# Expressing Sine Signal as Cosine?

1. May 19, 2013

Apologies for my other threads. My browser had a weird hiccup and now somehow there are many that are empty. Please delete the others! Sorry!

1. The problem statement, all variables and given/known data

I need to express the real part of e^(-t)*sin(3t + ∏) in the form e^(αt)*A*cos(ωt + θ) where A, α, ω and θ are all real numbers.

2. Relevant equations

See above. Also, Euler's Formula: e^jθ = cosθ + jsinθ

3. The attempt at a solution

My efforts so far have given me the following:

Use Euler's Formula to convert: (cos(-t) + jsin(-t))*(sin(3t + ∏)
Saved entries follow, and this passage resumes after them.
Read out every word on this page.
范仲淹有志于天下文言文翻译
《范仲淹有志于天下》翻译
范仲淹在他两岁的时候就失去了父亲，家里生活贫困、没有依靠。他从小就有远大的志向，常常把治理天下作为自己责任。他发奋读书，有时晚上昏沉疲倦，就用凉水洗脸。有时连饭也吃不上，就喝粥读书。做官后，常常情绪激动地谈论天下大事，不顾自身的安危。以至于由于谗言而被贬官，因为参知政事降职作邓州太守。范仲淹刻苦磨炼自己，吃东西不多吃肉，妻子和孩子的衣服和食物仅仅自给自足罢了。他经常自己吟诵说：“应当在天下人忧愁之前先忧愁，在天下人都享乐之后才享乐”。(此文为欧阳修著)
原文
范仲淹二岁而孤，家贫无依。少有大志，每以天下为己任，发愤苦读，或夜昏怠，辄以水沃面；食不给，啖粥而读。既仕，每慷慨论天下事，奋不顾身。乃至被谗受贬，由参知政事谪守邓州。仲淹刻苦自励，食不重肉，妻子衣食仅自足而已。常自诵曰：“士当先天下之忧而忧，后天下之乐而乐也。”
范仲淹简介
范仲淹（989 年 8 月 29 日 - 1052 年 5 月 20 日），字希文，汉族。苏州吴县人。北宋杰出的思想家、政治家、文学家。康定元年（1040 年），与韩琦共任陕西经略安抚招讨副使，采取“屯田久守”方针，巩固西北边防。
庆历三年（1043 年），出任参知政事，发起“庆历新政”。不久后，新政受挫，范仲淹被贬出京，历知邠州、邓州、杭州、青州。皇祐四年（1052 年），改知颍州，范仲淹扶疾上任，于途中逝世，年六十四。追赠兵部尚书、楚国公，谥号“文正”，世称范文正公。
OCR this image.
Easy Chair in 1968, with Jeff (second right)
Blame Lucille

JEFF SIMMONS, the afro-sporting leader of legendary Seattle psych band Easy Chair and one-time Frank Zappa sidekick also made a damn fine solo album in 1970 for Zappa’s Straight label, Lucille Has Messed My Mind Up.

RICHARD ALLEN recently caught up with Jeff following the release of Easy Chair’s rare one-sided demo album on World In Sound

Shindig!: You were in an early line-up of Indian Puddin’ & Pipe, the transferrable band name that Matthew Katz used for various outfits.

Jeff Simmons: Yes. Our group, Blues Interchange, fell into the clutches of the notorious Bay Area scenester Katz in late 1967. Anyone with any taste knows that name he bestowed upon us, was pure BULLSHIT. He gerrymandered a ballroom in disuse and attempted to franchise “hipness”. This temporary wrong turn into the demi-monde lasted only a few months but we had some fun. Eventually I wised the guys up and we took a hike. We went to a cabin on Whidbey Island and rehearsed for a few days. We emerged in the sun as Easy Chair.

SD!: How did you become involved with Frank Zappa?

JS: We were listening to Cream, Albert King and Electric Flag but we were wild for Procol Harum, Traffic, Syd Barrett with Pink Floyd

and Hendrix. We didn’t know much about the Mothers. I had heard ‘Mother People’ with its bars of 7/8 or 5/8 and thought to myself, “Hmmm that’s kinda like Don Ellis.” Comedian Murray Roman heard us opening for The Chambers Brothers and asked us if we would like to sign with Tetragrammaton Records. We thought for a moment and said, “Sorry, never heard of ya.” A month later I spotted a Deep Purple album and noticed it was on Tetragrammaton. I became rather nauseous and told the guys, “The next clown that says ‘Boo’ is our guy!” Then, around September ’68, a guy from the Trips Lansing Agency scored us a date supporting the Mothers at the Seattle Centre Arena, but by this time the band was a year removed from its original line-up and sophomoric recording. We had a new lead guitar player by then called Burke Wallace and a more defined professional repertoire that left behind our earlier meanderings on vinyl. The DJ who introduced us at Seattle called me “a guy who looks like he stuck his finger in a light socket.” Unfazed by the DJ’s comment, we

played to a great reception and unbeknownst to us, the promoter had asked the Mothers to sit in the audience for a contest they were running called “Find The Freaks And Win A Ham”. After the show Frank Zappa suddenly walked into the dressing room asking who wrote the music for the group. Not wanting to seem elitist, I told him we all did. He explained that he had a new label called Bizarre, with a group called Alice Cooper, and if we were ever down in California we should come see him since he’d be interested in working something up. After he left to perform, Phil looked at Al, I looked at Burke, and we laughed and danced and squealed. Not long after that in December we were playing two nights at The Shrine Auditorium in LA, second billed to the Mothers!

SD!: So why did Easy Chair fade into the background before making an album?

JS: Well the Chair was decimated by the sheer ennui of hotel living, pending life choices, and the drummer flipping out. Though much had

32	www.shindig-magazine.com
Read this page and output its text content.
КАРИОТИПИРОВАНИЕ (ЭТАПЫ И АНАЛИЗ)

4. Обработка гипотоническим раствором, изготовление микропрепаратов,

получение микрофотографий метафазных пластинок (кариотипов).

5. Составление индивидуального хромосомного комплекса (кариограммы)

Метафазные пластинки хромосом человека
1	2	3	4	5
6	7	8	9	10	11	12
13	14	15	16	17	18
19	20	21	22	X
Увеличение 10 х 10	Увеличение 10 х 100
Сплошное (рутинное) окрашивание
(cos(t) - jsin(t))*(sin(3t + ∏))

cos(t)sin(3t + ∏) + jsin(t)*sin(3t + ∏)

Since the later part of the sum is imaginary...

cos(t)sin(3t + ∏)

Now, I have two questions: 1) Have I erred in using Euler's formula with no complex number j in the exponent initially? 2) What more is there to be done? I thought about initially trying to re-express in a single step knowing that sinx = cos(x - pi/2), but graphing the two did not seem to yield identical results.

Any help would be greatly appreciated!

2. May 19, 2013

### Dick

Sure you have erred by using Euler's formula with no j. Since everything else in the problem is real, you should let t be complex. Write t=b+cj. Use sin(z)=(e^(jz)-e^(-jz))/(2j).